First generated as part of NASA's Systems for Nuclear Auxiliary Power (SNAP) program in the '60s, an atom-splitting fission reactor called SNAP-10A was the only U.S. nuclear power plant to ever operate in space. It was launched on Apr. 3, 1965, and worked fine for just 43 days, producing 500 watts of power before an equipment failure ended the demo.
Aimed at supporting its ambitious, long-term exploration plans, NASA's goal is to have a new finished flight system, lander, and reactor ready to roll in roughly five years. But first, it will be manufactured, assembled, and tested on Earth.
Anthony Calomino, NASA’s nuclear technology portfolio chief inside the Space Technology Mission Directorate, indicated that the space agency intends on installing a 10-kilowatt class fission surface power system for lunar demonstration — though he estimates that may take till the end of the decade.
Once completed, the unit will be matched with a lunar lander and a launch vehicle, which will take it into position in orbit around the Moon. Dropping it gently to the surface will be accomplished by a special lander. Once plopped down into the dusty regolith, it'll be ready to go right out of the box. No assembly required!
“Once the technology is proven through the demonstration, future systems could be scaled up or multiple units could be used together for long-duration missions to the Moon and eventually Mars,” Calomino explained. “Four units, providing 10 kilowatts of electrical power each, would provide enough power to establish an outpost on the Moon or Mars. The ability to produce large amounts of electrical power on planetary surfaces using a fission surface power system would enable large-scale exploration, establishment of human outposts, and utilization of in situ resources, while allowing for the possibility of commercialization.”

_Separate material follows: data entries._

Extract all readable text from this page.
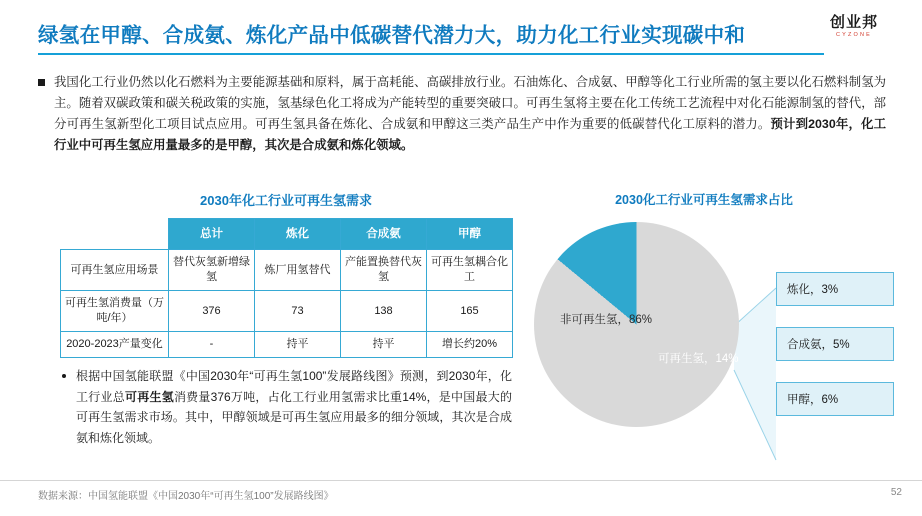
绿氢在甲醇、合成氨、炼化产品中低碳替代潜力大，助力化工行业实现碳中和
创业邦
CYZONE
我国化工行业仍然以化石燃料为主要能源基础和原料，属于高耗能、高碳排放行业。石油炼化、合成氨、甲醇等化工行业所需的氢主要以化石燃料制氢为主。随着双碳政策和碳关税政策的实施，氢基绿色化工将成为产能转型的重要突破口。可再生氢将主要在化工传统工艺流程中对化石能源制氢的替代，部分可再生氢新型化工项目试点应用。可再生氢具备在炼化、合成氨和甲醇这三类产品生产中作为重要的低碳替代化工原料的潜力。预计到2030年，化工行业中可再生氢应用量最多的是甲醇，其次是合成氨和炼化领域。
2030年化工行业可再生氢需求
	总计	炼化	合成氨	甲醇
可再生氢应用场景	替代灰氢新增绿氢	炼厂用氢替代	产能置换替代灰氢	可再生氢耦合化工
可再生氢消费量（万吨/年）	376	73	138	165
2020-2023产量变化	-	持平	持平	增长约20%
根据中国氢能联盟《中国2030年“可再生氢100”发展路线图》预测，到2030年，化工行业总可再生氢消费量376万吨，占化工行业用氢需求比重14%，是中国最大的可再生氢需求市场。其中，甲醇领域是可再生氢应用最多的细分领域，其次是合成氨和炼化领域。
2030化工行业可再生氢需求占比
非可再生氢，86%
可再生氢，14%
炼化，3%
合成氨，5%
甲醇，6%
数据来源：中国氢能联盟《中国2030年“可再生氢100”发展路线图》	52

NASA has already teamed up with the Idaho National Laboratory (INL). In the estimation of Steve Johnson, INL's director of the Space Nuclear Power and Isotope Technologies Division, five or so years is a solid timeframe to achieve those goals.

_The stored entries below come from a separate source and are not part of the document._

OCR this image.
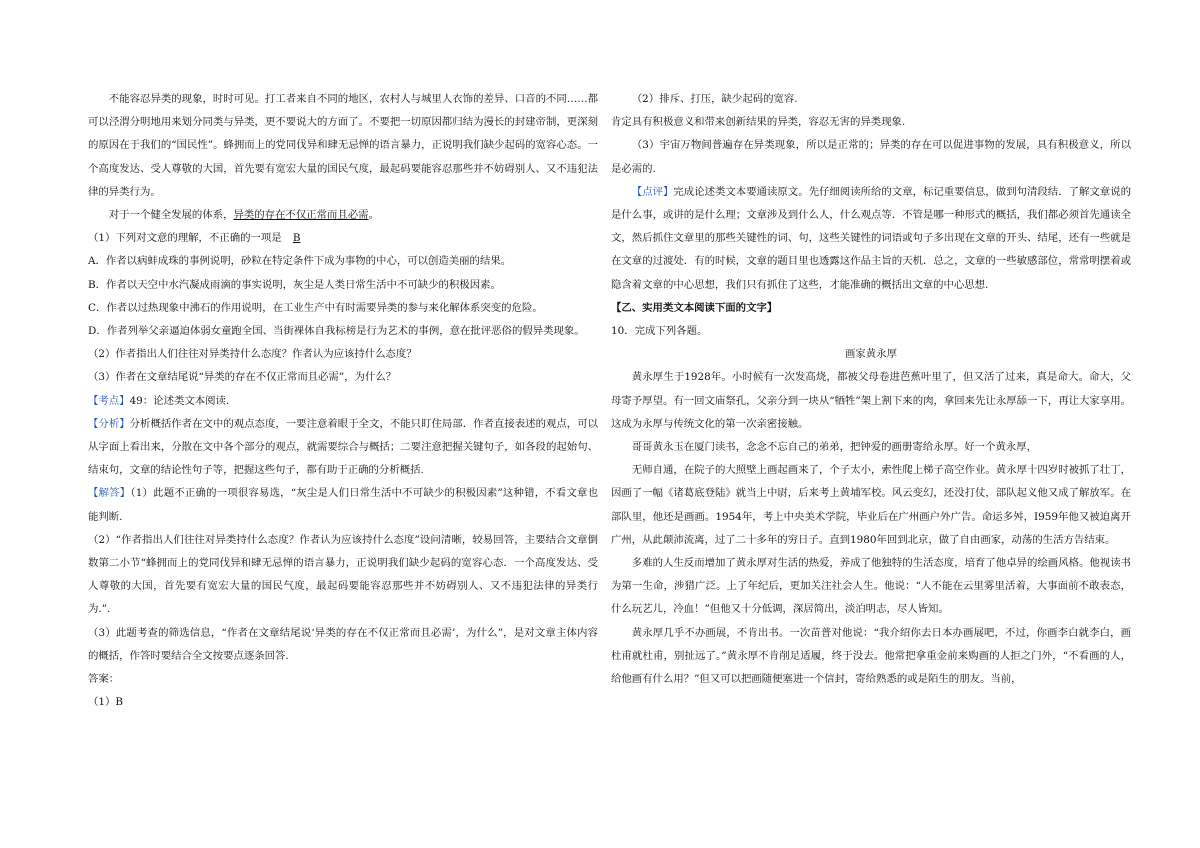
不能容忍异类的现象，时时可见。打工者来自不同的地区，农村人与城里人衣饰的差异、口音的不同……都可以泾渭分明地用来划分同类与异类，更不要说大的方面了。不要把一切原因都归结为漫长的封建帝制，更深刻的原因在于我们的“国民性”。蜂拥而上的党同伐异和肆无忌惮的语言暴力，正说明我们缺少起码的宽容心态。一个高度发达、受人尊敬的大国，首先要有宽宏大量的国民气度，最起码要能容忍那些并不妨碍别人、又不违犯法律的异类行为。

对于一个健全发展的体系，异类的存在不仅正常而且必需。

（1）下列对文意的理解，不正确的一项是 B

A．作者以病蚌成珠的事例说明，砂粒在特定条件下成为事物的中心，可以创造美丽的结果。

B．作者以天空中水汽凝成雨滴的事实说明，灰尘是人类日常生活中不可缺少的积极因素。

C．作者以过热现象中沸石的作用说明，在工业生产中有时需要异类的参与来化解体系突变的危险。

D．作者列举父亲逼迫体弱女童跑全国、当街裸体自我标榜是行为艺术的事例，意在批评恶俗的假异类现象。

（2）作者指出人们往往对异类持什么态度？作者认为应该持什么态度？

（3）作者在文章结尾说“异类的存在不仅正常而且必需”，为什么？

【考点】49：论述类文本阅读.

【分析】分析概括作者在文中的观点态度，一要注意着眼于全文，不能只盯住局部．作者直接表述的观点，可以从字面上看出来，分散在文中各个部分的观点，就需要综合与概括；二要注意把握关键句子，如各段的起始句、结束句，文章的结论性句子等，把握这些句子，都有助于正确的分析概括.

【解答】（1）此题不正确的一项很容易选，“灰尘是人们日常生活中不可缺少的积极因素”这种错，不看文章也能判断.

（2）“作者指出人们往往对异类持什么态度？作者认为应该持什么态度”设问清晰，较易回答，主要结合文章倒数第二小节“蜂拥而上的党同伐异和肆无忌惮的语言暴力，正说明我们缺少起码的宽容心态．一个高度发达、受人尊敬的大国，首先要有宽宏大量的国民气度，最起码要能容忍那些并不妨碍别人、又不违犯法律的异类行为.”.

（3）此题考查的筛选信息，“作者在文章结尾说‘异类的存在不仅正常而且必需’，为什么”，是对文章主体内容的概括，作答时要结合全文按要点逐条回答.

答案：

（1）B

（2）排斥、打压，缺少起码的宽容.

肯定具有积极意义和带来创新结果的异类，容忍无害的异类现象.

（3）宇宙万物间普遍存在异类现象，所以是正常的；异类的存在可以促进事物的发展，具有积极意义，所以是必需的.

【点评】完成论述类文本要通读原文。先仔细阅读所给的文章，标记重要信息，做到句清段结．了解文章说的是什么事，或讲的是什么理；文章涉及到什么人，什么观点等．不管是哪一种形式的概括，我们都必须首先通读全文，然后抓住文章里的那些关键性的词、句，这些关键性的词语或句子多出现在文章的开头、结尾，还有一些就是在文章的过渡处．有的时候，文章的题目里也透露这作品主旨的天机．总之，文章的一些敏感部位，常常明摆着或隐含着文章的中心思想，我们只有抓住了这些，才能准确的概括出文章的中心思想.

【乙、实用类文本阅读下面的文字】

10．完成下列各题。

画家黄永厚

黄永厚生于1928年。小时候有一次发高烧，都被父母卷进芭蕉叶里了，但又活了过来，真是命大。命大，父母寄予厚望。有一回文庙祭孔，父亲分到一块从“牺牲”架上割下来的肉，拿回来先让永厚舔一下，再让大家享用。这成为永厚与传统文化的第一次亲密接触。

哥哥黄永玉在厦门读书，念念不忘自己的弟弟，把钟爱的画册寄给永厚。好一个黄永厚，

无师自通，在院子的大照壁上画起画来了，个子太小，索性爬上梯子高空作业。黄永厚十四岁时被抓了壮丁，因画了一幅《诸葛底登陆》就当上中尉，后来考上黄埔军校。风云变幻，还没打仗，部队起义他又成了解放军。在部队里，他还是画画。1954年，考上中央美术学院，毕业后在广州画户外广告。命运多舛，I959年他又被迫离开广州，从此颠沛流离，过了二十多年的穷日子。直到1980年回到北京，做了自由画家，动荡的生活方告结束。

多难的人生反而增加了黄永厚对生活的热爱，养成了他独特的生活态度，培育了他卓异的绘画风格。他视读书为第一生命，涉猎广泛。上了年纪后，更加关注社会人生。他说：“人不能在云里雾里活着，大事面前不敢表态，什么玩艺儿，冷血！”但他又十分低调，深居简出，淡泊明志，尽人皆知。

黄永厚几乎不办画展，不肯出书。一次苗普对他说：“我介绍你去日本办画展吧，不过，你画李白就李白，画杜甫就杜甫，别扯远了。”黄永厚不肯削足适履，终于没去。他常把拿重金前来购画的人拒之门外，“不看画的人，给他画有什么用？”但又可以把画随便塞进一个信封，寄给熟悉的或是陌生的朋友。当前，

“We are able to leverage years of research and development work on advanced fuels and materials as well as recent commercial space transportation advances to reduce risk to the schedule, to meet the 2026 date,” Johnson noted. “We really are striving to bring the commercial nuclear industry innovation to the table to work with NASA and the aerospace industry utilizing existing technologies.”
Confident in the project's objectives to deliver sustainable power to the Moon, Mars, and beyond, Johnson believes that recent advances in nuclear fission reactor construction combined with equipment already assigned to build the reactor, power conversion, heat rejection, and space flight technology will make their optimistic deadline a reality.

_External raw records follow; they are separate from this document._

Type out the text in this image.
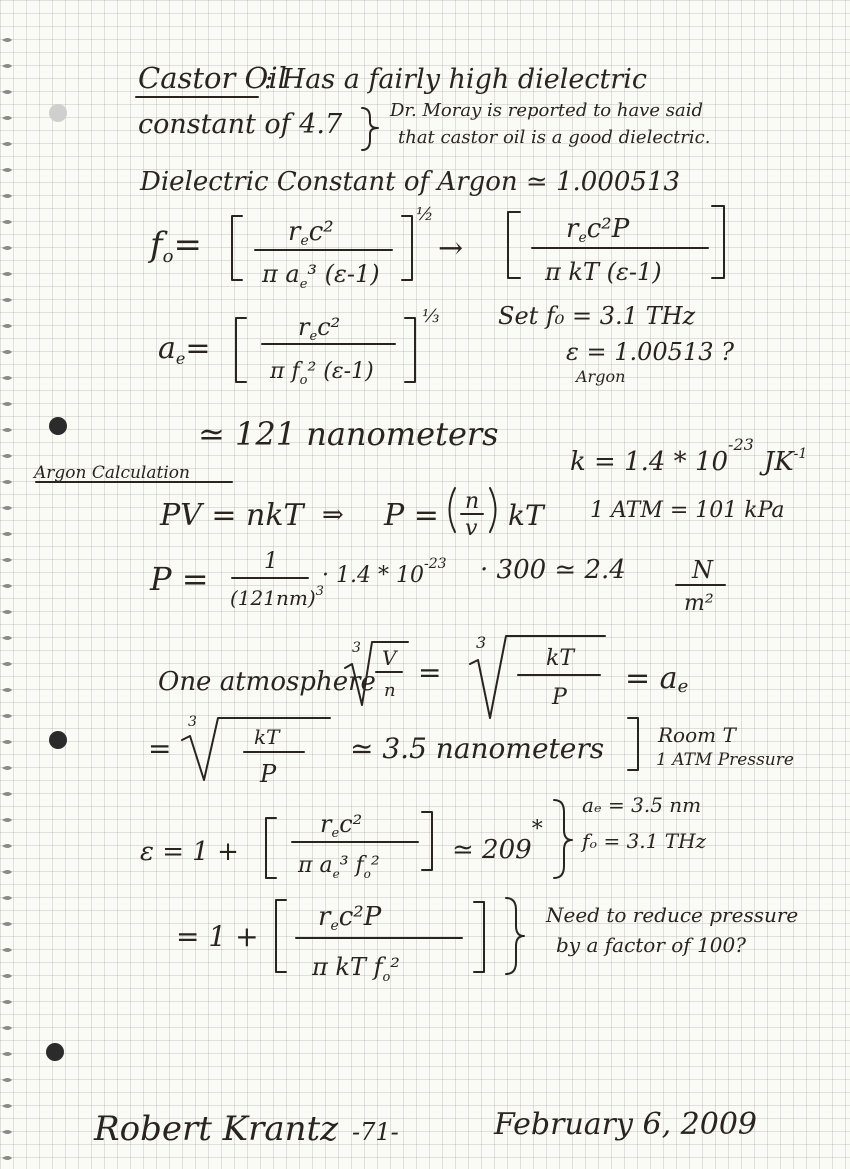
Castor Oil
: Has a fairly high dielectric
constant of 4.7	Dr. Moray is reported to have said
that castor oil is a good dielectric.
Dielectric Constant of Argon ≃ 1.000513
fo=	rec²
π $a_e^3$ (ε-1)
½
→
rec²P
π kT (ε-1)
$a_e=$
$r_ec^2$
π $f_o^2$ (ε-1)
⅓ Set f₀ = 3.1 THz
ε = 1.00513 ?
Argon
≃ 121 nanometers
$k = 1.4 * 10^{-23}JK^{-1}$
Argon Calculation
PV = nkT ⇒ P = n
v kT 1 ATM = 101 kPa
P =	1
$(121nm)^3$
· $1.4 * 10^{-23} \cdot 300$ ≃ 2.4	N
m²
One atmosphere
3 V
n
=
3
kT
P
= ae
=
3
kT
P
≃ 3.5 nanometers	Room T
1 ATM Pressure
ε = 1 +
$r_ec^2$
π $a_e^3$ $f_o^2$
≃ 209*
aₑ = 3.5 nm
fₒ = 3.1 THz
= 1 +
rec²P
π kT $f_o^2$
Need to reduce pressure
by a factor of 100?
Robert Krantz -71-	February 6, 2009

“We can utilize existing facilities and technical expertise resident[s] at our national laboratories to support this important initiative to meet the country’s timeline,” he explained. “At INL, we are supporting a future industry partnership effort in the coming months to design this demonstration reactor, bringing together aerospace, nuclear and power companies for this monumental effort.”
So far, more than 22 companies have responded to NASA's open call, but while many have prior knowledge in the fields of aerospace, nuclear energy, and power conversion, Blue Origin and BWXT are among the few that have been officially recognized.